Puddin-N-Tane
I dragged a pen across the white door frame
To show how high Icarus walked above the driveway
Before realizing the sun had moved
To a different neighborhood.
“It don’t shine on the same crowd
All the time,” said Job, alphabetizing scabs
In a filing cabinet plated in pyrite .
“A finish line,” Lazarus said with baffling snicker
As he smudged the line’s blue ink with his thumb.
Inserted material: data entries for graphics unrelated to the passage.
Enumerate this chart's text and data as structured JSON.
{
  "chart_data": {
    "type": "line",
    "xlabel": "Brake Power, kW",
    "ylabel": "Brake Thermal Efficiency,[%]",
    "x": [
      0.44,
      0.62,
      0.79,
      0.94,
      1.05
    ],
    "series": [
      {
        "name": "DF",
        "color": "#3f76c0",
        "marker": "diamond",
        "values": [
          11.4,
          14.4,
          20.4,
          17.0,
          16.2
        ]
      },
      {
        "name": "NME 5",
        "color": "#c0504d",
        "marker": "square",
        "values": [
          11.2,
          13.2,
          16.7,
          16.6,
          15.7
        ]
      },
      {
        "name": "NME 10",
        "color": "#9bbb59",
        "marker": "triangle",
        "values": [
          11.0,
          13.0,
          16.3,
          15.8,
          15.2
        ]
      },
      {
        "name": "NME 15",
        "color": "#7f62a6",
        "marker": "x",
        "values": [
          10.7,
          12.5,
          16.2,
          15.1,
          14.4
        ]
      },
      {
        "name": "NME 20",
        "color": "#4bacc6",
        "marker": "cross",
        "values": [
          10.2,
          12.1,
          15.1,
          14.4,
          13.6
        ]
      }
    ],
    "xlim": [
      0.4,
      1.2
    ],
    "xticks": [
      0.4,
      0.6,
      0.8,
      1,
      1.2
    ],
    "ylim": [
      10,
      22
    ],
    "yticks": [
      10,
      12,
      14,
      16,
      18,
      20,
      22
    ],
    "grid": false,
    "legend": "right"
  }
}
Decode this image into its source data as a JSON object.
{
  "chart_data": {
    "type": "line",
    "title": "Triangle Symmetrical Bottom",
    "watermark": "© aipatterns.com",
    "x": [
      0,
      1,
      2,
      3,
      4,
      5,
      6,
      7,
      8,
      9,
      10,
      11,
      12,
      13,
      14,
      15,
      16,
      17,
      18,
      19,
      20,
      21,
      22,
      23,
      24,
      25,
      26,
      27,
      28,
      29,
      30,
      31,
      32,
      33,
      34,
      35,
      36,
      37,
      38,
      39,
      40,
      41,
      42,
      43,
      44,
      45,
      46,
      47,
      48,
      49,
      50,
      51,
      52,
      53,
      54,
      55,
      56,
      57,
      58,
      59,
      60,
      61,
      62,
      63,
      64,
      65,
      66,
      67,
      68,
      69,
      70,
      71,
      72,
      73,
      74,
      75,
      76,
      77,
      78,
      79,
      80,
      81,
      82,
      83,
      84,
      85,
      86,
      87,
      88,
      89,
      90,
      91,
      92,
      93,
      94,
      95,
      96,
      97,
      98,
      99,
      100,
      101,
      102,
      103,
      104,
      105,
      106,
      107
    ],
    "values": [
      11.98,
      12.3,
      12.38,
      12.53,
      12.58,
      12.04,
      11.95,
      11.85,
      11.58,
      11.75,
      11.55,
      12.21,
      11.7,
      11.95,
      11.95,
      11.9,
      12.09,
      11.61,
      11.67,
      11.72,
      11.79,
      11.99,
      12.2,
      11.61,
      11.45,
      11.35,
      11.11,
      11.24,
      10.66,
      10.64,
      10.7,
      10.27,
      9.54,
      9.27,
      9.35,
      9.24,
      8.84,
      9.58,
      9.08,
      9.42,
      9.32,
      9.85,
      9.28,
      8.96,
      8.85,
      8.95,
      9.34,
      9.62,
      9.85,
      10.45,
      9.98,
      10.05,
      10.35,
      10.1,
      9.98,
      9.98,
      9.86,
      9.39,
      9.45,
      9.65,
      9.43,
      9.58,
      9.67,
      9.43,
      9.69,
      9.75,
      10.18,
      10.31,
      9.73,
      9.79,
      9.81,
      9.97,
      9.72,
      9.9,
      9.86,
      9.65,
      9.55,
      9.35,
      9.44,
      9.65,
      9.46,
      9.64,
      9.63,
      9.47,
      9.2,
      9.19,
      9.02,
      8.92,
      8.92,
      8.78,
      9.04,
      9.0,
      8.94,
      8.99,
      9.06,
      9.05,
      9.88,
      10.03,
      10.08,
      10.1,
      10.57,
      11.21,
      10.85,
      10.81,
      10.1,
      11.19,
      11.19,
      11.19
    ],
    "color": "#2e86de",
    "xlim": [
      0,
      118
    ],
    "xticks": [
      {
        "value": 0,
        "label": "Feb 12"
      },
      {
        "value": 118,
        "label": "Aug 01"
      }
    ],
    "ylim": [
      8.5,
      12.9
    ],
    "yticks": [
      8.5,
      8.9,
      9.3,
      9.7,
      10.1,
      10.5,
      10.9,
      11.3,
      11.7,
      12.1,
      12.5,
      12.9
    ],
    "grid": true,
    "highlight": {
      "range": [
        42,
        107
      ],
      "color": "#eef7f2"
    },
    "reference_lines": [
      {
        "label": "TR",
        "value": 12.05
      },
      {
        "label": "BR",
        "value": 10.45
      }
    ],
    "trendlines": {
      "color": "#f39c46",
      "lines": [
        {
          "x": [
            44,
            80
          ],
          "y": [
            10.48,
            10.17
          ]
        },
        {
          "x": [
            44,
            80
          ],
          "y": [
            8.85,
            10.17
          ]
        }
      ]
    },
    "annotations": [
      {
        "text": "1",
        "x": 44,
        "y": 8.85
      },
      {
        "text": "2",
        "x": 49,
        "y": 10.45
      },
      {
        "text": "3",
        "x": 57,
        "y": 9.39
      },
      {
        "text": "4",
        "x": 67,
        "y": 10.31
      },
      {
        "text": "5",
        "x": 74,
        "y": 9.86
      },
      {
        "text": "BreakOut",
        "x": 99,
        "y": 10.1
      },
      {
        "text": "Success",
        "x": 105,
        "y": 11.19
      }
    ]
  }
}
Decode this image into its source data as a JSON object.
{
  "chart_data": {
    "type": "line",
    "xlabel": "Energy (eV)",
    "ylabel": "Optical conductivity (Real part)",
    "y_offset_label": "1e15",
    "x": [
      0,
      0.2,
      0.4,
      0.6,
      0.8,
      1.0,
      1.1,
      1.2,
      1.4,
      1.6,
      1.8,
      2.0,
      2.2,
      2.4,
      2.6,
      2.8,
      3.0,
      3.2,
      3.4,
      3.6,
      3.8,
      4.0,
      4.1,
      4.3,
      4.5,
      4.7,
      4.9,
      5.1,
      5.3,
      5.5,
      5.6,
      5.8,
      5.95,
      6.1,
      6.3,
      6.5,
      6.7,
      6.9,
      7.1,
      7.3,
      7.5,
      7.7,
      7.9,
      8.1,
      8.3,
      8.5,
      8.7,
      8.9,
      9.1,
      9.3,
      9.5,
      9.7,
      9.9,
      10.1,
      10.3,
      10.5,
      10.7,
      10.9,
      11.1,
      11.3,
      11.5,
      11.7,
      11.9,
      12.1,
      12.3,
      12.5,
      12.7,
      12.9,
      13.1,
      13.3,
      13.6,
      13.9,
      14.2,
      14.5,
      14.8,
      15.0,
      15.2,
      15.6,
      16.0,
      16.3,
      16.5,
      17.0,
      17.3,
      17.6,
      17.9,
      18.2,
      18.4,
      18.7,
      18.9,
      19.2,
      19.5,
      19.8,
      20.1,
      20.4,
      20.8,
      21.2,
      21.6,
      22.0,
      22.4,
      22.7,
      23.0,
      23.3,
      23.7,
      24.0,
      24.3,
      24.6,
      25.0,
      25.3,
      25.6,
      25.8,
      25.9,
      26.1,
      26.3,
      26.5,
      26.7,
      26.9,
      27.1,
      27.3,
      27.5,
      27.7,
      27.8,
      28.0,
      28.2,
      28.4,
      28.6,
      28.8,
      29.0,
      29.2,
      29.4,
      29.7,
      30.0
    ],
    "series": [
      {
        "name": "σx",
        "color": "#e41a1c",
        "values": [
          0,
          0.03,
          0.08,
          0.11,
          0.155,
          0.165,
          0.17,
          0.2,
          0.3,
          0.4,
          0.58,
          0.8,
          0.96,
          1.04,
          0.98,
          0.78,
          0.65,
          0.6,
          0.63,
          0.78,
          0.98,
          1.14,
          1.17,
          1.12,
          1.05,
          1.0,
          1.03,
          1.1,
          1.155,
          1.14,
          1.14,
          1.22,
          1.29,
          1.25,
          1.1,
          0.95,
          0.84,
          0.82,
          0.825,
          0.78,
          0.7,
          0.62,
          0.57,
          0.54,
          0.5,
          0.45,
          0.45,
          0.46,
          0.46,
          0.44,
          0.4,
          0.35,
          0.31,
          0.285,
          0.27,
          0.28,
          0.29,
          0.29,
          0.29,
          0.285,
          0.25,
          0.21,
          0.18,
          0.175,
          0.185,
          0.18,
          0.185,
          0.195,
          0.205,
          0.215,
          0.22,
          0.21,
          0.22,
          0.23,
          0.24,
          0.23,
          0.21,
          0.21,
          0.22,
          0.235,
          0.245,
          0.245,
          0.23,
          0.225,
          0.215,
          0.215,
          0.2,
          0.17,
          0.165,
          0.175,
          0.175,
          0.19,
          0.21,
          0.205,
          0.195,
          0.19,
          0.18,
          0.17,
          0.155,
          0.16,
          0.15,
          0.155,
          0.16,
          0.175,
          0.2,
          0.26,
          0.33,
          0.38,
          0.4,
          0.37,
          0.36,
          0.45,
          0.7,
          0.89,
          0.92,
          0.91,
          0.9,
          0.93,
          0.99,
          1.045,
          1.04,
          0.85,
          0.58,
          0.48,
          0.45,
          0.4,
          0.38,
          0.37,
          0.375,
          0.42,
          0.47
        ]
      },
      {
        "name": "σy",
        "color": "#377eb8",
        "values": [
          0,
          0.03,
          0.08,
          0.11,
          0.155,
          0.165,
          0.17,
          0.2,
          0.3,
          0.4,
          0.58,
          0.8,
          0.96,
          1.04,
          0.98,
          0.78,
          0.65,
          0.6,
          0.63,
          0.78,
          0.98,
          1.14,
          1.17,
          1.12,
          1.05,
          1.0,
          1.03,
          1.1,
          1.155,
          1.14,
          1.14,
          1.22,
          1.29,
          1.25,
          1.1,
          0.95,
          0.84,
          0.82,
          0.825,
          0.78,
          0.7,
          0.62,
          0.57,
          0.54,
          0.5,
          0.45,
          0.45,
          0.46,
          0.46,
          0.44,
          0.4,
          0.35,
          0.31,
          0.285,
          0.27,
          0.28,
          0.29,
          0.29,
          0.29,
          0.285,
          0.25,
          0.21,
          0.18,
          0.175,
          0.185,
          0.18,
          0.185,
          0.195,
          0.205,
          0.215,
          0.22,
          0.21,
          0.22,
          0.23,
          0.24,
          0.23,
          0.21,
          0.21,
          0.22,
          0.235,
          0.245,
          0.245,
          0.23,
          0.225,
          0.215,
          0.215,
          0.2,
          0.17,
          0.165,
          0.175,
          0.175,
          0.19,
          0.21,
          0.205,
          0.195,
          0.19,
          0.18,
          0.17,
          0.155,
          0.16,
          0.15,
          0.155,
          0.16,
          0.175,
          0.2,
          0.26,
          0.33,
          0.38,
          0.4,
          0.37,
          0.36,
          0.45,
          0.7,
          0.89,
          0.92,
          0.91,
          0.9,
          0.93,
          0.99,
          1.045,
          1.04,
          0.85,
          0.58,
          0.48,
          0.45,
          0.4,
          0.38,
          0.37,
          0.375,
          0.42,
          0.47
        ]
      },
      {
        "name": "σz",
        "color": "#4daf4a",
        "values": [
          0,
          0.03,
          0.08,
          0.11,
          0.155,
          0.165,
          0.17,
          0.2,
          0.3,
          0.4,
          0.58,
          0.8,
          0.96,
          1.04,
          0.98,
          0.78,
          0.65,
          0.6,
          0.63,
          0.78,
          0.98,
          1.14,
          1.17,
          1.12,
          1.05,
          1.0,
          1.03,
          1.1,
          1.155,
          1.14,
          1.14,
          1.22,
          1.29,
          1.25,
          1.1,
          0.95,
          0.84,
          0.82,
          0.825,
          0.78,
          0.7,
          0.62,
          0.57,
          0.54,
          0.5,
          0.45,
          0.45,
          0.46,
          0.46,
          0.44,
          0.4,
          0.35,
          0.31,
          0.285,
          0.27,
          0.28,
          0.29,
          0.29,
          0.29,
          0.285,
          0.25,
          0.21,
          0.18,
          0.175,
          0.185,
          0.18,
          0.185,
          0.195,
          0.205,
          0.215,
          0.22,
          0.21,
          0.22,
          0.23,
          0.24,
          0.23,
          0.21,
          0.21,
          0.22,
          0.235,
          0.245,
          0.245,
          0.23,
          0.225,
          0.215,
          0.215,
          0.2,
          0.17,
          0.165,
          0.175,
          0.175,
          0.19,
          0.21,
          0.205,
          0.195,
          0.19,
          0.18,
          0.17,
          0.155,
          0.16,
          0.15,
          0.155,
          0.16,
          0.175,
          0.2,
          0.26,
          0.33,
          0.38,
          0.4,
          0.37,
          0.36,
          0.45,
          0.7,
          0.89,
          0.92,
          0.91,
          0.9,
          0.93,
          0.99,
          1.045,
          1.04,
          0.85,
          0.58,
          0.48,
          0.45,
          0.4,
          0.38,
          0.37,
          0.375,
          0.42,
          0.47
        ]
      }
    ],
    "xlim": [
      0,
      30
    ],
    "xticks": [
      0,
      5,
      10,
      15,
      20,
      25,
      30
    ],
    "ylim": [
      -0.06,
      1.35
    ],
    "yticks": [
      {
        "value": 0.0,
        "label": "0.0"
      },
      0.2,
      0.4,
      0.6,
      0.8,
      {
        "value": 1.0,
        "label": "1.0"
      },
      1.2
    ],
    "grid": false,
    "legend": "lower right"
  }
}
“This is not a miracle,” the billboard mumbles,
Air quotes like cocked eyebrows
Discarded to the side
Above a secondhand shop, Puddin-N-Tane.
“A tight rope,” said Sisyphus,
Though no one knew why.
Then we saw an ant balancing on it
As it crossed the threshold. It tore
A fly—tattooed days before to the wall
By a swatter—in half, even though it was already
Little more than a collage—thorax, wings,
A thousand eyes.
“Ah, yes,” I said, thinking of new ways to frame it.
“Ayes,” added Long John Silver, prompting
Baffled glances all around.
Then autocorrect chimed in on the mark:
“it’s not a line, it’s a limb.”
We all looked at each other with genuine concern,
Heard a “crack!,” and fell through the bottomless shades
Planted below the tree of knowledge.